片付けを愛理と風磨が担当し、清隆がゲームを楽しむ隣でノートパソコンと向き合っていると、スマホが鳴った。
「ーーーー出るね」
「ああ」
てっきり部屋を移動するのかと思いきや、そのまま電話を取った。
『お疲れさま』
「お疲れさまです……今日はどうだった?」
『定時で上がれたよ。

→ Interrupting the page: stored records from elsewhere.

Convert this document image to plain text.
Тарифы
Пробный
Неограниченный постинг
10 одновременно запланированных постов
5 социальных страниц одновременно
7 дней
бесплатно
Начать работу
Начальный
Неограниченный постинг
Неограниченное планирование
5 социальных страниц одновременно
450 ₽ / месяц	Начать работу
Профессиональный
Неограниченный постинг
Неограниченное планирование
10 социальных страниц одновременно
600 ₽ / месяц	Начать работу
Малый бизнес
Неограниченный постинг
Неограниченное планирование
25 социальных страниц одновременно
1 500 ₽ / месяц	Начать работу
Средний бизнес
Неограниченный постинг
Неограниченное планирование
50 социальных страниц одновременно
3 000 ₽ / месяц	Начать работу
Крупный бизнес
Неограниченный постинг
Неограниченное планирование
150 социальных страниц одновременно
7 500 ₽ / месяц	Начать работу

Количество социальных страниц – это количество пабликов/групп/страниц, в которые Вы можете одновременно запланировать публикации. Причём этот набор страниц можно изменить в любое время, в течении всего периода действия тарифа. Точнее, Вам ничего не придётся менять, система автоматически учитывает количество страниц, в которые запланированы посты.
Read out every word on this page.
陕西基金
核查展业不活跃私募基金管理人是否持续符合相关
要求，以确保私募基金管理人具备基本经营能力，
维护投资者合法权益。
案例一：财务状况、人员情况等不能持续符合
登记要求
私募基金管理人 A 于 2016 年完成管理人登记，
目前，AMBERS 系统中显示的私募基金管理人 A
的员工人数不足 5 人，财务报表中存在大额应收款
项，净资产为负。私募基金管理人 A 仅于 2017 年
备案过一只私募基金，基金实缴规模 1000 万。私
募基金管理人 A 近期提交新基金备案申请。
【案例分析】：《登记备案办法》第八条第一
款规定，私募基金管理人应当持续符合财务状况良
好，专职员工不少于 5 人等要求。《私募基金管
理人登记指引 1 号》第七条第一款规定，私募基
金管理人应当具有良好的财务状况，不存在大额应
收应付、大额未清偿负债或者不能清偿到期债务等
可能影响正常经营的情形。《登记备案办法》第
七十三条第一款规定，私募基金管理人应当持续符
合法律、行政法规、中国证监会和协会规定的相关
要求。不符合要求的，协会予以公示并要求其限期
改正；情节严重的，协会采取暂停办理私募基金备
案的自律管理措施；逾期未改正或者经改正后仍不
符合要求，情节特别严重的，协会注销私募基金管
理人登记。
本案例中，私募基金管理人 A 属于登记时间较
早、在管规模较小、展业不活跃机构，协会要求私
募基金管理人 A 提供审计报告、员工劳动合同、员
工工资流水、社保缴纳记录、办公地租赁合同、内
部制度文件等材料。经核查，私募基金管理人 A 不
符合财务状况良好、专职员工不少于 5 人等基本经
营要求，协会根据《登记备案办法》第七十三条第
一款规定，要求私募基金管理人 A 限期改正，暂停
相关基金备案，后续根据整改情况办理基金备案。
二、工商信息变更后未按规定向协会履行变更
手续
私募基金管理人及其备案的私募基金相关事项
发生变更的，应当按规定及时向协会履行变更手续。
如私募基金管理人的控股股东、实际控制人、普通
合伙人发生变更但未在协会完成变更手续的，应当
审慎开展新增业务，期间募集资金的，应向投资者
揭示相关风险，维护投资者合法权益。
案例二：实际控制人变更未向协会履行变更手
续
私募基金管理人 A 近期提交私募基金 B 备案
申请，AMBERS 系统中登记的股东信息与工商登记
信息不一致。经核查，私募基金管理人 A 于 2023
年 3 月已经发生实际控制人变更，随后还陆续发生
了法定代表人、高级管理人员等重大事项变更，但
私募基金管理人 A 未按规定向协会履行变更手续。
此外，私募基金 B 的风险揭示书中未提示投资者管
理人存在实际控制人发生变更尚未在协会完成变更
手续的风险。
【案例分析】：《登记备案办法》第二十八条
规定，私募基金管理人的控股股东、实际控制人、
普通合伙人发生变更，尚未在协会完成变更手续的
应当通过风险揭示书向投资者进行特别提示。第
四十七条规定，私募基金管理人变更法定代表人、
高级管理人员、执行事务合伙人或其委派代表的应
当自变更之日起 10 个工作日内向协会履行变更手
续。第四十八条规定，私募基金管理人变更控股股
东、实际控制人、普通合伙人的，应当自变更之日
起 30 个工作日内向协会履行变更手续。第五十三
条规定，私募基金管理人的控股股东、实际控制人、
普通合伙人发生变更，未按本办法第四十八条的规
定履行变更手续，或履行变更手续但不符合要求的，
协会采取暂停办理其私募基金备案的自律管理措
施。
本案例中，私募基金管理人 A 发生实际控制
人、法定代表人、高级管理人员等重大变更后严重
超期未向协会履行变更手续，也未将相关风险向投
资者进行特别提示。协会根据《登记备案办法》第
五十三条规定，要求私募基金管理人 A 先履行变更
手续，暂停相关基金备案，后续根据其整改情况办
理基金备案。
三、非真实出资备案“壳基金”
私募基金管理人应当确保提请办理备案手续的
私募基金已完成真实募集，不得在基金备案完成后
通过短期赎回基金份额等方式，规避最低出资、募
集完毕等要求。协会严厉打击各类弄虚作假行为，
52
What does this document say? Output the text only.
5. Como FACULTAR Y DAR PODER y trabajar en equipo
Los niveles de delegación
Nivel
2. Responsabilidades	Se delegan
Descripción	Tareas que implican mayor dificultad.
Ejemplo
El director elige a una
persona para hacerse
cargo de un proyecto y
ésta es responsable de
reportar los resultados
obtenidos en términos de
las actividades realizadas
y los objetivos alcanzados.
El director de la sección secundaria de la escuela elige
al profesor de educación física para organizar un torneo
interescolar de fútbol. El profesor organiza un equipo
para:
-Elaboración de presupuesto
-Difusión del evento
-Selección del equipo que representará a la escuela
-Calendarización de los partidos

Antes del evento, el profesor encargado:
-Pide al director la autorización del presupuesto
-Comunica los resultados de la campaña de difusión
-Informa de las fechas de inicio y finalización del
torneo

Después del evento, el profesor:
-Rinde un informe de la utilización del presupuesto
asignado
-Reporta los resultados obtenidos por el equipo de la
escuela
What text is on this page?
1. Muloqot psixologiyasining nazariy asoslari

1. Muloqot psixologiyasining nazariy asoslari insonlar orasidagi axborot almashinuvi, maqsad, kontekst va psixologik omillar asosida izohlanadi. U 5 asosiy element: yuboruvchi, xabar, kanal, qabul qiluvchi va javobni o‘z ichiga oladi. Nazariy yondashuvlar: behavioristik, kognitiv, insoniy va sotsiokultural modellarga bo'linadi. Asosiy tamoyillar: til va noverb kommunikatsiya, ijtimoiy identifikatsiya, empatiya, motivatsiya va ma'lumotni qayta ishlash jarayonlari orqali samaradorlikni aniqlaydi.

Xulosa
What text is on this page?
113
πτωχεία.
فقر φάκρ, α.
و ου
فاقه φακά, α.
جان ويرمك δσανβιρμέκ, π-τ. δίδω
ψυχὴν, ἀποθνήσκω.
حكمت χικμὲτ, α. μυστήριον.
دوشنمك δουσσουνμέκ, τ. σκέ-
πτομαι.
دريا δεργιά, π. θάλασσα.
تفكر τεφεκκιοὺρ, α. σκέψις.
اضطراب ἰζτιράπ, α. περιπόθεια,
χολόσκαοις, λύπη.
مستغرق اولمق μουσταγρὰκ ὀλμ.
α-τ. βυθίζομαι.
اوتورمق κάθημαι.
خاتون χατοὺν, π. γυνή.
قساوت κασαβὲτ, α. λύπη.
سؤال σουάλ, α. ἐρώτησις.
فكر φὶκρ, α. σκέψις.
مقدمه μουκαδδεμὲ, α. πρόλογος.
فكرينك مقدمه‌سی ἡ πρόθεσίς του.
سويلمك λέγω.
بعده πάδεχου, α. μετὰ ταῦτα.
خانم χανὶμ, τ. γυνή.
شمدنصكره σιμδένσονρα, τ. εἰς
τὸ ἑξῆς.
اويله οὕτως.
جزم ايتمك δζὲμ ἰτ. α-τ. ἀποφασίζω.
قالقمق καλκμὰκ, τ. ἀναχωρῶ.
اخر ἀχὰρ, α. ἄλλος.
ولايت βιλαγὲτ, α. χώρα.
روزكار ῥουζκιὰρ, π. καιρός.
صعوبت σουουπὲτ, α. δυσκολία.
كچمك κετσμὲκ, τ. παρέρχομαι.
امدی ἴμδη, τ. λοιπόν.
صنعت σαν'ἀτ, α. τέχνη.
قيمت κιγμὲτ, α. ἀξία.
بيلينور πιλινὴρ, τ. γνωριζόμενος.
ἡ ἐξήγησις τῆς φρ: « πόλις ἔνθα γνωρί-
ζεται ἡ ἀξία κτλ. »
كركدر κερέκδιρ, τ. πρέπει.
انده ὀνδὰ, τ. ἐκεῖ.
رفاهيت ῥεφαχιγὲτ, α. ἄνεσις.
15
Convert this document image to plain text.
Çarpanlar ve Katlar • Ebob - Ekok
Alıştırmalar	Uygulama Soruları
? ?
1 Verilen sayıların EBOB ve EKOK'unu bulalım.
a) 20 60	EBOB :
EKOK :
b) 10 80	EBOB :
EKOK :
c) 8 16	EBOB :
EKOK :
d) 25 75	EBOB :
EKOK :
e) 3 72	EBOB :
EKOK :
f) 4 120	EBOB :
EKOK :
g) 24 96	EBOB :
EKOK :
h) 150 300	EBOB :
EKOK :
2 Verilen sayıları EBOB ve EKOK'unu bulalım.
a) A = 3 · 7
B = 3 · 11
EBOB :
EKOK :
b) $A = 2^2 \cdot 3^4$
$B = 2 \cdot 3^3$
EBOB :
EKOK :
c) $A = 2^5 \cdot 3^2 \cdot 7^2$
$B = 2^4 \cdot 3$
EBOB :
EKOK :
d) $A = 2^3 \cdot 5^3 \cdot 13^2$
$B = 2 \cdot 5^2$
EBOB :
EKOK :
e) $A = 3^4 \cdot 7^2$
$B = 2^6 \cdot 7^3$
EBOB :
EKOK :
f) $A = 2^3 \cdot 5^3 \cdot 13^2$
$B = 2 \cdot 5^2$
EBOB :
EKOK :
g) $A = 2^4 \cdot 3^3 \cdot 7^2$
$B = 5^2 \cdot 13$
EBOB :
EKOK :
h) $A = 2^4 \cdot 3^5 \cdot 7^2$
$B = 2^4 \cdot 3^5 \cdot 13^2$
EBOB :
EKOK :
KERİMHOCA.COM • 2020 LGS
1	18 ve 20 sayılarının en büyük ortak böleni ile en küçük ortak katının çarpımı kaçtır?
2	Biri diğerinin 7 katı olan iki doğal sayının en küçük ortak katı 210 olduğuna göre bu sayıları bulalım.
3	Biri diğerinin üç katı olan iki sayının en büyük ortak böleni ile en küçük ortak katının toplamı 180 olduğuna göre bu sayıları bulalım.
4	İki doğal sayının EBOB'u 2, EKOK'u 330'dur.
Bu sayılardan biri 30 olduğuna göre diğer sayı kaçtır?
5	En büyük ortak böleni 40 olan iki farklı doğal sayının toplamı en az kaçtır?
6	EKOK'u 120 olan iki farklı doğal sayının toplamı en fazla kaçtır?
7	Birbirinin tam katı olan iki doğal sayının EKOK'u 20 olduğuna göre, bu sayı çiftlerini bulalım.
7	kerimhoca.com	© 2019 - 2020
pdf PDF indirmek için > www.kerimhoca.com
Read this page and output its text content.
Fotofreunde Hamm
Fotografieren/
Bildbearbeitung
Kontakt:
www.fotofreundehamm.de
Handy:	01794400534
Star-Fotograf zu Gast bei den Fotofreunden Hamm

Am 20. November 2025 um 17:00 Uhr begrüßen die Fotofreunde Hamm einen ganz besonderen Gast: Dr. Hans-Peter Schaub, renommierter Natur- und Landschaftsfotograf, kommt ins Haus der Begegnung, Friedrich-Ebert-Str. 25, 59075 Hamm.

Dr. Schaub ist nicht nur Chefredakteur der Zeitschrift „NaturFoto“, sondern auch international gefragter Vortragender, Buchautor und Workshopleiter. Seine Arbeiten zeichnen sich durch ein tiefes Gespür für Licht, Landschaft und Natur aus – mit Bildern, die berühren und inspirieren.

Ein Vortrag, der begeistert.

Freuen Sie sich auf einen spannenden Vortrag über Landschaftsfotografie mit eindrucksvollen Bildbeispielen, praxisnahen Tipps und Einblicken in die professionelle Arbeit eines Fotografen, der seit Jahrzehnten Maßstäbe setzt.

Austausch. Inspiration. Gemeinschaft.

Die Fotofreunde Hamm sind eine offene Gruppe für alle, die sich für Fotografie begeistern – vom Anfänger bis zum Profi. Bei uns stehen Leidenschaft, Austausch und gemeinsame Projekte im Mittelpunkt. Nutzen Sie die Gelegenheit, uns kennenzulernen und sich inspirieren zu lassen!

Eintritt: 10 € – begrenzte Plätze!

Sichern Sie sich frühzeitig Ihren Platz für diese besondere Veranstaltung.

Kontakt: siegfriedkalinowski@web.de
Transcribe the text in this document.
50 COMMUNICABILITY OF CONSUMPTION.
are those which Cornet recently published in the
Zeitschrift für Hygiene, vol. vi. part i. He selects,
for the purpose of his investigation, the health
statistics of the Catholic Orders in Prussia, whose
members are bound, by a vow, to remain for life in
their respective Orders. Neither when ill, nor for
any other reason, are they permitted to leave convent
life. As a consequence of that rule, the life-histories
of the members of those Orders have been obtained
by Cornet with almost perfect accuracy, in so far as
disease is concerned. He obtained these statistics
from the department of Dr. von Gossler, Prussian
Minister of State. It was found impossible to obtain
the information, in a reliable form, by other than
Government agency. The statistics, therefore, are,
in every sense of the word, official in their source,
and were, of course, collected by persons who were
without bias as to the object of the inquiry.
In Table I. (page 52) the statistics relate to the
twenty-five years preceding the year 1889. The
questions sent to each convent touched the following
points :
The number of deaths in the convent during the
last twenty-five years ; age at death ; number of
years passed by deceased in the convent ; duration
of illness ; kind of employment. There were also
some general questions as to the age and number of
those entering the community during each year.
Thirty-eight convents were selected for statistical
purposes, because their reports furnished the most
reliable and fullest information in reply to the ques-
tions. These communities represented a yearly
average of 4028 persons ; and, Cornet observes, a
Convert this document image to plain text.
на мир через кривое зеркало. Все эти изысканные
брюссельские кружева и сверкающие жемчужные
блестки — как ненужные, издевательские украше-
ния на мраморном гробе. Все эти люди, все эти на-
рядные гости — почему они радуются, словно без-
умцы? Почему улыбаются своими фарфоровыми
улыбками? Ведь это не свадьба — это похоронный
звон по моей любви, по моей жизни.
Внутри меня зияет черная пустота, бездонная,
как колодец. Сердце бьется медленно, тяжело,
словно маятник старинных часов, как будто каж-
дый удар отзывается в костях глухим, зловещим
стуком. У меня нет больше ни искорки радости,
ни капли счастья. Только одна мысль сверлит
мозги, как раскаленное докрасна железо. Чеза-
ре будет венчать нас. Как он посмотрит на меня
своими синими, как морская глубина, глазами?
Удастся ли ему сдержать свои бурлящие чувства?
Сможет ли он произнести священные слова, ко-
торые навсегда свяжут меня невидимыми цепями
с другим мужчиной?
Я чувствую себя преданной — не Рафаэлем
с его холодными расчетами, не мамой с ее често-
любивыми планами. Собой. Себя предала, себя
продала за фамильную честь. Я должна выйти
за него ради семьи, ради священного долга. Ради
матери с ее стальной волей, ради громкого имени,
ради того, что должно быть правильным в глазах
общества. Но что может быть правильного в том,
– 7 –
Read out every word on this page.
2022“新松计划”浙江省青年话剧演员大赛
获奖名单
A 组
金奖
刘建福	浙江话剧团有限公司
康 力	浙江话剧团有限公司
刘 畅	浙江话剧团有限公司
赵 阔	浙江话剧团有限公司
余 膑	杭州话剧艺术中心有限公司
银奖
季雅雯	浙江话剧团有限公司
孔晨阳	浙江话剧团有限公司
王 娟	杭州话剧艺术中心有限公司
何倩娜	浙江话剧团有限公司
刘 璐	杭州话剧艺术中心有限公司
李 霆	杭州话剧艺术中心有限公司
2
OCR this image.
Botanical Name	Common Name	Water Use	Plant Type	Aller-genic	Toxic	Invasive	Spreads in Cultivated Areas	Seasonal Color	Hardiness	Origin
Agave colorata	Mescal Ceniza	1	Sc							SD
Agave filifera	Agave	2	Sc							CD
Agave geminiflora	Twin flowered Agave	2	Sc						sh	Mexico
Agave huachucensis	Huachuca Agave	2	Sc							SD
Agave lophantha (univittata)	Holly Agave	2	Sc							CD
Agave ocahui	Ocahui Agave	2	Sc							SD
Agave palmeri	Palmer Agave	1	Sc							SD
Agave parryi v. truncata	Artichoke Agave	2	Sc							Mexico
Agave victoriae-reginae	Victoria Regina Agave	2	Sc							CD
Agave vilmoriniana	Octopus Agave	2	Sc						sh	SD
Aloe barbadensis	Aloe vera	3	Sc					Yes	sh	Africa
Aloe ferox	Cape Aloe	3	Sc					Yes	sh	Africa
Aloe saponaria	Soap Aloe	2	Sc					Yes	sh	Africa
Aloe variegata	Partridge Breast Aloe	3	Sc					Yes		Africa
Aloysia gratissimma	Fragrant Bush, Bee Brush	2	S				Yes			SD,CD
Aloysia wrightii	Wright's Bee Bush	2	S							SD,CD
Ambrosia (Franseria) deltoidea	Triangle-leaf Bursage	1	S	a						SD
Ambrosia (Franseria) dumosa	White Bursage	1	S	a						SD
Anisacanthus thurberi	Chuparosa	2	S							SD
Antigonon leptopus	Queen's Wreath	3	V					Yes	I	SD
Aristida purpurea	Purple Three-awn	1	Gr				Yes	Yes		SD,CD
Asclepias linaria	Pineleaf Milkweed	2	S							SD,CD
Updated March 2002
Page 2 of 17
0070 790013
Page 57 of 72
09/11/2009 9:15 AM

今日は勉強会だっけ?』
「うん、今、愛理と風磨が後片付けしてくれてるの」
『そうか……清隆くんは?』
「キヨはゲームしてるよ」
いつの間にか敬語でなくなっている事に驚き、柔らかな笑みに鳴りそうだ。
「こんばんはーー、匠さん、来週はお迎えお願いしますね?」
『あぁー』
「お迎え?」
「ああ、プールのあと迎えに来てくれるってさ」
「いつの間に……」
二人のやり取りに、頬が緩む。わざとらしく会話に入ってくるあたり、清隆も中々の策略家だ。
『ーーーー邪魔したね、また連絡するよ』
「ううん、お疲れさま……おやすみなさい……」
『雪乃ちゃんも、おやすみ……みんなによろしくね』
「うん……」
名残惜しそうに通話を終え、何事もなかったかのようにパソコンと向き合う。あれだけダダ漏れのような好意に気づかないってあるか? と感じながらも、ある意味では仕方のない事だと分かっていた。気づきすぎてしまうがあまり、笑顔を失っていったのだから。
「普通に仲が良いのな」
「そうかな?」
「いつの間にか敬語じゃなくなってるし」
「うん、たまに戻っちゃうけどね」
愛理が雪乃の事を聞き逃すはずがない。夜二人きりになったら根掘り葉掘り聞くのだろうと、雪乃に同情しながら、風磨は残りの洗い物を食洗機に放り込むのだった。